Most of you know our dear old cornmudgeon brother, Walt, died just about a year ago. There was another stroke a year ago last Memorial Day, he spent the next several weeks slipping away, and he was gone. He left behind six children, one a complete surprise who came to the funeral.
He left behind a little money and the large mess of being intestate. Two of his sons slogged through getting an executor named, getting power of attorney to open the storage lockers to his two vintage automobiles, getting them sold, etcetcetc. Some other sons and wannabes elbowed to the head of the line, demanding their share until Mark simply announced he would put the signed titles on the front seats of the vehicles and quit paying rent on the storage lockers. Then everyone would get the same—nothing. Mark is one sensible fellow.
But, I digress. Walt also left behind the barn he and Tom shared, to the rafters with Walt’s “stuff,” as Walt parted with almost nothing. Perhaps even nothing, as Tom has come to believe as he has slogged through sorting, pitching, saving. There even were baby pictures of the surprise daughter, although we knew her when we saw her; her face used to belong to our Aunt Ruth.
The two bottles of mercury were a real surprise. There was a tiny bottle of mercury in the house when I was a child. I think it contained the remains of some broken thermometers. I don’t know; my brothers found it far more interesting to roll around the dining room table than I did.

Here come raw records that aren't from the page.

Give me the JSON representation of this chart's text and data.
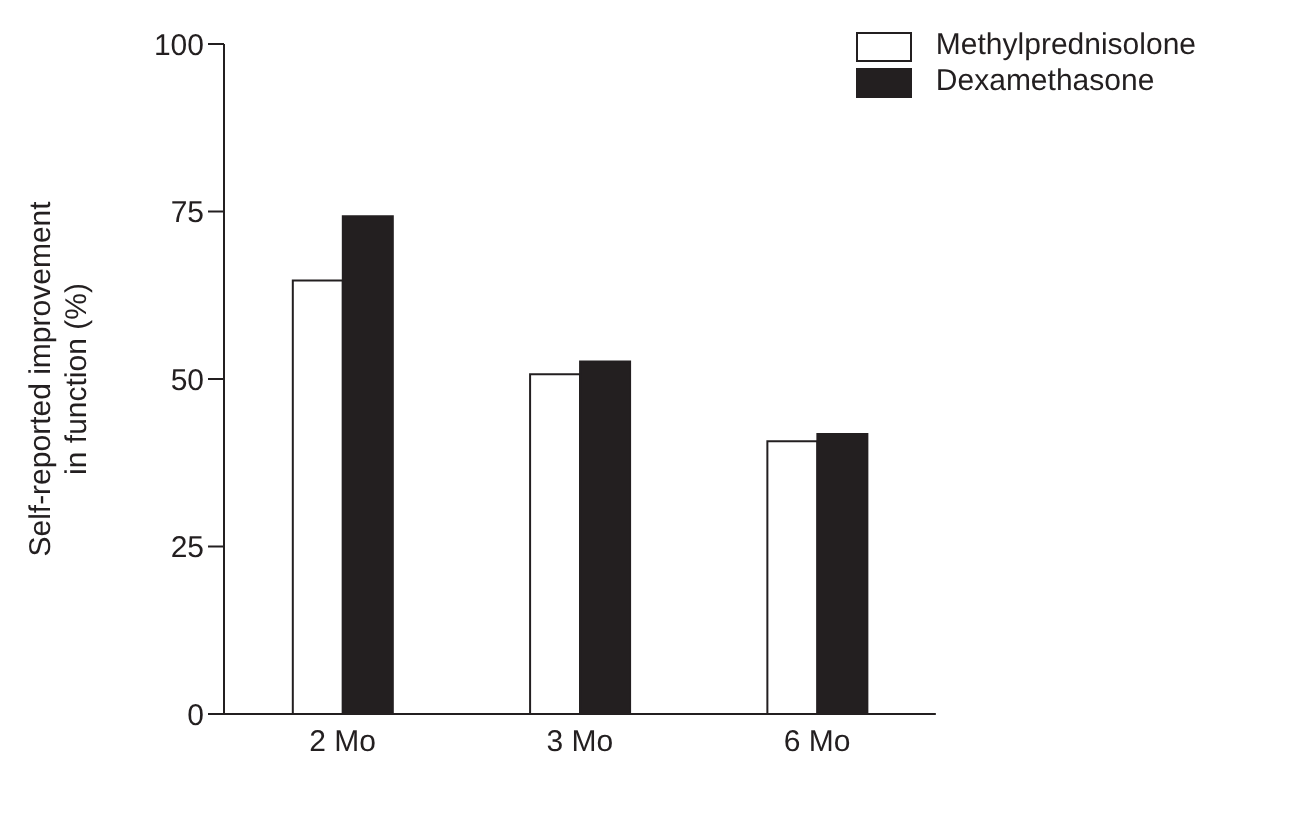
{
  "chart_data": {
    "type": "bar",
    "ylabel": "Self-reported improvement in function (%)",
    "categories": [
      "2 Mo",
      "3 Mo",
      "6 Mo"
    ],
    "series": [
      {
        "name": "Methylprednisolone",
        "color": "#ffffff",
        "values": [
          64.7,
          50.7,
          40.7
        ]
      },
      {
        "name": "Dexamethasone",
        "color": "#231f20",
        "values": [
          74.3,
          52.6,
          41.8
        ]
      }
    ],
    "ylim": [
      0,
      100
    ],
    "yticks": [
      0,
      25,
      50,
      75,
      100
    ],
    "grid": false,
    "legend": "top right"
  }
}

Walt alluded to the bottle on occasion, along the lines of the EPA was simply out of line banning mercury, it was just another government plot to take over the lives of honest citizens. Perhaps even a conspiracy, who knows. I only know Walt seemed to have dad’s little bottle of mercury around and thought no more of it.
Two bottles! I told Tom, just don’t fool with it, I’ll find out what to do. I asked the road guys the next day. They know everything! “Should I call the EPA?” Don’t do that, one immediately advised. They’re liable to tent your barn. He thought for a bit and then advised I call the fire chief.
Charlie’s phone number is still in my phone from my old fire clerk days. I told him it probably amounted to a quarter cup (Tom’s estimate), and could I give it to the fire department to dispose of? Just sit tight and he’d find a legal way. So, I could no longer leave it on the fire station doorstep in the dead of night.
A few days later Charlie called. It could go to the Household Hazardous Waste Center if it were clear double bagged. Our HHWC is only open a couple hours a week in the summer, beginning in June. All my sleuthing was done in April. At the supper table tonight something jogged my memory—it’s June and I need to get rid of that mercury.